Augmented Reality: Erweitert die Weltsicht
Im Unterschied dazu ist die erweiterte Realität – Augmented Reality – nicht immersiv. Die echte Welt wird mit zusätzlichen Informationen überblendet. Verwendet man ein Smartphone als AR-Gerät, wird der echte Raum von der Kamera erfasst und auf dem Bildschirm dargestellt. Darin eingebettet ist dann die zusätzliche Information. Bekanntester Vertreter einer AR-Applikation dürfte das Spiel Pokémon Go sein. Die totgeglaubte Google Glass ist ebenfalls ein AR-Gerät und wird in einer Enterprise-Version weiterhin hergestellt. Da die Hände beim Verwenden von Telefonen nicht frei sind, ist deren Nutzen im geschäftlichen Alltag vorwiegend auf rein inhaltsvermittelnde Applikationen fokussiert.
Mixed Reality: das beste aus beiden Welten
Als Microsoft die HoloLens lancierte, verbanden sie ihr Gerät mit einem weiteren Begriff: Mixed Reality. Die Realität ist nun nicht mehr nur erweitert, die virtuelle Realität wird mit der echten vermischt, respektive verschmolzen. Man sieht den Raum mit eigenen Augen durch eine Brille, dreidimensionale Objekte werden als Hologramme darin dargestellt. Damit entfällt im Unterschied zur herkömmlichen Darstellung von AR die kognitive Last, also die mentale Anstrengung des Benutzers, sich ein 3D-Objekt vorzustellen. Neben Microsofts HoloLens sind derzeit zwei weitere Geräte erwähnenswert: Meta 2 und Magic Leap One der jeweils gleichnamigen Firmen. Beide sind im Gegensatz zur HoloLens keine vollständigen Computer, sondern benötigen zusätzlich mit Kabeln verbundene Hardware. Allen eigen ist ein Head-Mounted Display (HMD). Im Enterprise-Bereich bieten diese AR-HMDs aktuell die meisten Möglichkeiten.

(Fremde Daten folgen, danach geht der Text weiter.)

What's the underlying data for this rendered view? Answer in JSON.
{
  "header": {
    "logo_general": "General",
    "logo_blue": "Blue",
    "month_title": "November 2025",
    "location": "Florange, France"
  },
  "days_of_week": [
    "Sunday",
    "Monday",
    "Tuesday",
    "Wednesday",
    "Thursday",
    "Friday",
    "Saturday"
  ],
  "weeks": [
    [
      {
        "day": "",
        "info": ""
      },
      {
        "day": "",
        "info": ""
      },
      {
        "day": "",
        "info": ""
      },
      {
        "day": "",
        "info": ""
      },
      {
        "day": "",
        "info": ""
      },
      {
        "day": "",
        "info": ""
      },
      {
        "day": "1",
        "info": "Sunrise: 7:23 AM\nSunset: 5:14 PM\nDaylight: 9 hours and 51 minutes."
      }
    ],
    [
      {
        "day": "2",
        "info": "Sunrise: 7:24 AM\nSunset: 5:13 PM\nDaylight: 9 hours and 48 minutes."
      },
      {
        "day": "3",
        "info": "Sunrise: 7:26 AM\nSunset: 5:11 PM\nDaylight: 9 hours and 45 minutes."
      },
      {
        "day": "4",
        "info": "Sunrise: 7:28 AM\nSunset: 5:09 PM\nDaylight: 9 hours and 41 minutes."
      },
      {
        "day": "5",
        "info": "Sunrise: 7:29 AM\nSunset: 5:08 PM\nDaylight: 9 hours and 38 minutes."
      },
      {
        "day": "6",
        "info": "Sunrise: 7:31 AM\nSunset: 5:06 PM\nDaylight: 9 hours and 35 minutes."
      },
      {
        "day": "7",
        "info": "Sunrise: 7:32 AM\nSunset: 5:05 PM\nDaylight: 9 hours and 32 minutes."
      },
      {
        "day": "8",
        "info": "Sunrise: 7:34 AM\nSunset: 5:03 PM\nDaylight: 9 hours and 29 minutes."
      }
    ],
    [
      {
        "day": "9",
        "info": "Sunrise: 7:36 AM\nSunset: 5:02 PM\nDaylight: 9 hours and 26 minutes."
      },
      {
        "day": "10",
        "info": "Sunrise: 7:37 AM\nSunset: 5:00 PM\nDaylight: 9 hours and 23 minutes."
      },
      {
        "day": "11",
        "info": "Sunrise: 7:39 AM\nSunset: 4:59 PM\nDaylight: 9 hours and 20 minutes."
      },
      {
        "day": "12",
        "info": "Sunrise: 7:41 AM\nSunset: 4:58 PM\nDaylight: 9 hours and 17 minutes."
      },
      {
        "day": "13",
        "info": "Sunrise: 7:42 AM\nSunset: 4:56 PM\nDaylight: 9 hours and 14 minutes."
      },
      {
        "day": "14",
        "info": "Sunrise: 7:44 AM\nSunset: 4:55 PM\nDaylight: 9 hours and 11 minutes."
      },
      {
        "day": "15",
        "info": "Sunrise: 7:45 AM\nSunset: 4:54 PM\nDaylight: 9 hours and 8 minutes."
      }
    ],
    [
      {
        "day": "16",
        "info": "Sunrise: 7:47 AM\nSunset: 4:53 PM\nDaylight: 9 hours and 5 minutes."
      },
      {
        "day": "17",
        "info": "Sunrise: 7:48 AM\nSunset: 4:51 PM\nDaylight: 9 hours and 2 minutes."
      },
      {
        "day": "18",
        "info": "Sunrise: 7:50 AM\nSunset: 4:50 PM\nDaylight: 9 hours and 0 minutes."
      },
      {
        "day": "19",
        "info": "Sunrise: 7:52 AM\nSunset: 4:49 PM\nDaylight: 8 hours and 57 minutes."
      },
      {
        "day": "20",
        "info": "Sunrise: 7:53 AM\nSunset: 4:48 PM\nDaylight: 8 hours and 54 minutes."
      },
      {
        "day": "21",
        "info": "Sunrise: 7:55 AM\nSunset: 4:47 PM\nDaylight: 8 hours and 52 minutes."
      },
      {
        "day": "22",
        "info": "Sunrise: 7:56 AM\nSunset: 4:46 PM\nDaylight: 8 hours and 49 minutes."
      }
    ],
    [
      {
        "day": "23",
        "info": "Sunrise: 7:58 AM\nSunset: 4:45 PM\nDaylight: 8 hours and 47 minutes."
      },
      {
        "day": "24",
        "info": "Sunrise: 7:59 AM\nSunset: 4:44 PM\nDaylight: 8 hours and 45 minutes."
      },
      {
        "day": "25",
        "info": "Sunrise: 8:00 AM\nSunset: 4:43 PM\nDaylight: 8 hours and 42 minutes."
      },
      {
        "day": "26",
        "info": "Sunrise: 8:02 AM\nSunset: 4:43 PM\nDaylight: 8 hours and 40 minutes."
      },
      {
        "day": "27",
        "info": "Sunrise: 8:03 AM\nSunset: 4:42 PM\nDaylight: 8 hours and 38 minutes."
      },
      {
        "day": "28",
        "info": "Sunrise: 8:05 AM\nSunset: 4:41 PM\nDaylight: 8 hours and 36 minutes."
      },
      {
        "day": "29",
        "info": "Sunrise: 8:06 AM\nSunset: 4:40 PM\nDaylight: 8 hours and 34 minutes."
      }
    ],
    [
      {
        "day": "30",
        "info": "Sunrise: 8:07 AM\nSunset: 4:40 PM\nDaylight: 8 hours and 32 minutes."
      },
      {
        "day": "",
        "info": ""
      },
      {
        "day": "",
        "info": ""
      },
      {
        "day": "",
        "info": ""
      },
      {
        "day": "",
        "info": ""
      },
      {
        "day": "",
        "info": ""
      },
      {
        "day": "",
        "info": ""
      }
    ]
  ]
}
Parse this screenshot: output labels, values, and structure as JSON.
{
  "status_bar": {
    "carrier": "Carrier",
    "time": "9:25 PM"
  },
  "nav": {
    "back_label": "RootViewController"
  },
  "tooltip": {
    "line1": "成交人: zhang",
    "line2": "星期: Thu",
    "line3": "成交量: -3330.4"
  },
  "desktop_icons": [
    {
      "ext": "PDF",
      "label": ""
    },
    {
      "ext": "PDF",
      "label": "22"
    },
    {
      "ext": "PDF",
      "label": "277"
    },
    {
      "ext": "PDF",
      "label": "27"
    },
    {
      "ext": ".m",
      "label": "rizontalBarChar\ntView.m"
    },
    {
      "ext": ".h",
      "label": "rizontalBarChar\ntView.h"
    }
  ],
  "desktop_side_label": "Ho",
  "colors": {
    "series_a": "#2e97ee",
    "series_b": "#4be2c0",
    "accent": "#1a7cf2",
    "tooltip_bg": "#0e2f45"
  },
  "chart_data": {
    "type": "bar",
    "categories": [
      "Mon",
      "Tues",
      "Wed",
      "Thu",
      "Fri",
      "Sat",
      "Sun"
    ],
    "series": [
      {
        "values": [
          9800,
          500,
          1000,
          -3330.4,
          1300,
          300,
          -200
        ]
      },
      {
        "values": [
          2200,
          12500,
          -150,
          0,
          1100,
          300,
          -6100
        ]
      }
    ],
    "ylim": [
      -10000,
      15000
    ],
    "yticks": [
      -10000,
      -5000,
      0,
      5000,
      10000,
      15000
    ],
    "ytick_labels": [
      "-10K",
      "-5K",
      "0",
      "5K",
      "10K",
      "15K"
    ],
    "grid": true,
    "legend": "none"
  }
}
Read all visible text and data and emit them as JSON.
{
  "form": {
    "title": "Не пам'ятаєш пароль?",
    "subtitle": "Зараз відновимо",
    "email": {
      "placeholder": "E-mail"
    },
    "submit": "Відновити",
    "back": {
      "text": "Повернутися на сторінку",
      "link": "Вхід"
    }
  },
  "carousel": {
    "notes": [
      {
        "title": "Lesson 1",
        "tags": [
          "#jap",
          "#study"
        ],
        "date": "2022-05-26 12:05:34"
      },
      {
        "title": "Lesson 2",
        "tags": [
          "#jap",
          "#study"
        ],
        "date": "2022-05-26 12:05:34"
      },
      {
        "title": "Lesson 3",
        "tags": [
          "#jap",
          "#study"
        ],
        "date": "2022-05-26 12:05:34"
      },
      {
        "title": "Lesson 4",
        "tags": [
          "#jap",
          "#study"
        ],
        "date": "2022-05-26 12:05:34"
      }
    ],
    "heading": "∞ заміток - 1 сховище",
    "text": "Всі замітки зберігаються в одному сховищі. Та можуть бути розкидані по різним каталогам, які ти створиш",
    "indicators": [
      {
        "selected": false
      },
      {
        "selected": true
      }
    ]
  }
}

Aktuelle Anwendungsbereiche
Anwendungsbereiche für VR sind neben der Unterhaltungsindustrie (Games, Videos usw.) beispielsweise die Architektur (virtueller Rundgang durch ein Haus), medizinische Rehabilitation und Therapien (Training nach Schlaganfall oder Phobie- Therapie) oder eine echte Achterbahnfahrt in unechter Realität. Eine Schweizer Bank hat gar eine VR-Trading App lanciert, mit der man im virtuellen Raum mit echten Aktien handeln kann. Zu den spannenden Anwendungsbereichen für AR und MR zählen etwa die Architektur und das Produktdesign: Gips und Holzmodelle gehören der Vergangenheit an, Prototypen müssen nicht mehr aufwändig materialisiert werden, sondern können direkt aus dem CAD Programm in die AR-Applikation geladen und damit gar virtuell teletransportiert werden.